AI-Augmented Engineering Practice

What I'm working on during career break, and what I've found.

Thesis

Predictable AI output isn't about making the model smarter. It's about removing ambiguity about where responsibility lives. The same principle that holds for team structure, system design, and architecture decisions.

What I'm doing

  • Designing skills for Claude Code with production constraints in mind
  • Observing how agents fail under real engineering pressure — not toy examples
  • Building small artifacts that test specific failure modes
  • Documenting what holds up

What I've found so far

  • Skills get worse when you add more rules. Constraint design beats rule accumulation. The instinct to add more guardrails when something fails is usually wrong — the guardrails create new failure modes.
  • Agents fail in predictable categories. Context drift, ownership ambiguity, recovery loops.

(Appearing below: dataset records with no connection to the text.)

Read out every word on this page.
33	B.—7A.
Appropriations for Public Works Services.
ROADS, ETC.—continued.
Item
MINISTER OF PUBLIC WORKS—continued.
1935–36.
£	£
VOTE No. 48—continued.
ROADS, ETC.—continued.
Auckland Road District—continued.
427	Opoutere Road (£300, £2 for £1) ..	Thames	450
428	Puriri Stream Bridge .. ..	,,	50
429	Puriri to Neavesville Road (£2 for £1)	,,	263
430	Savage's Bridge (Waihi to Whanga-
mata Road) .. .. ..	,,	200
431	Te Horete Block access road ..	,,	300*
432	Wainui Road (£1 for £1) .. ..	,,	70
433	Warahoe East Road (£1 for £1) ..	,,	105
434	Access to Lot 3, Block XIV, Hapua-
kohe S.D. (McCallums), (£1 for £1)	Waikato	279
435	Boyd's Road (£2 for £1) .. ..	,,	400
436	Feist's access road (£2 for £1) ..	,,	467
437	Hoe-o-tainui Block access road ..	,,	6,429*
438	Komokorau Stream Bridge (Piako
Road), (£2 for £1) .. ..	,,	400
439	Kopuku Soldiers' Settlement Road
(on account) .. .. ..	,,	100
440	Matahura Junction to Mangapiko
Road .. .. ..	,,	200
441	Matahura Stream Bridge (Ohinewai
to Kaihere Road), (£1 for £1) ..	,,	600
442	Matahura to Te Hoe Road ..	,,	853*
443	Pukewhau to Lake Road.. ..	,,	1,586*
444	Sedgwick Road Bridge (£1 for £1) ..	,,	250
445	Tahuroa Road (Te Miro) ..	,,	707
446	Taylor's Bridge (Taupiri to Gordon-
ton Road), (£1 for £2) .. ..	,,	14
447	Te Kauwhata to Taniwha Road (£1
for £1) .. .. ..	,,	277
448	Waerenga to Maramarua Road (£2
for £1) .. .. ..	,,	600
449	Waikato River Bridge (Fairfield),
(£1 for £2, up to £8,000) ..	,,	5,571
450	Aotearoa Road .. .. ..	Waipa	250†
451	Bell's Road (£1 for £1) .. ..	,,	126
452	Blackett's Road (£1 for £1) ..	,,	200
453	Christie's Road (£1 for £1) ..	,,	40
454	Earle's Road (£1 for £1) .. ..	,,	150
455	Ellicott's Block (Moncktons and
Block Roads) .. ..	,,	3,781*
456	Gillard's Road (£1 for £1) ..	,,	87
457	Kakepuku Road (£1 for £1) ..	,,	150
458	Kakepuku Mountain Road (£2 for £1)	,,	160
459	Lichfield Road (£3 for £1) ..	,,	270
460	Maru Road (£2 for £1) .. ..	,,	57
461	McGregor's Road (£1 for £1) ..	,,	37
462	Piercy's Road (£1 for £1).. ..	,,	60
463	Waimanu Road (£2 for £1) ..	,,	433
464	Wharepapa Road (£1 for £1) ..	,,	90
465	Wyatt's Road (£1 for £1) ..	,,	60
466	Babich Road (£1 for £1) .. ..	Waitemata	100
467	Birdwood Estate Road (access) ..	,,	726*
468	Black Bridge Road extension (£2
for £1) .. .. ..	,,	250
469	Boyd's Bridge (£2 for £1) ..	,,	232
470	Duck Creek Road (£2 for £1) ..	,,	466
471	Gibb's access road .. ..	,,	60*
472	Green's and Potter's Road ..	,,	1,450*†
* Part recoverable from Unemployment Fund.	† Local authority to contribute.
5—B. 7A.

These aren't bugs to fix — they're design problems to solve with architecture, not prompting.
  • The architecture of an agent's responsibilities matters more than its prompt. Where does the agent's authority end? What does it hand off, and to what? These questions have the same structure as team ownership boundaries.

How this connects to engineering leadership

Same instinct that shapes team structure and system design — define ownership boundaries, then let the unit operate within them. AI agents and engineering teams have more in common than the discourse suggests.

Notes and observations are in progress.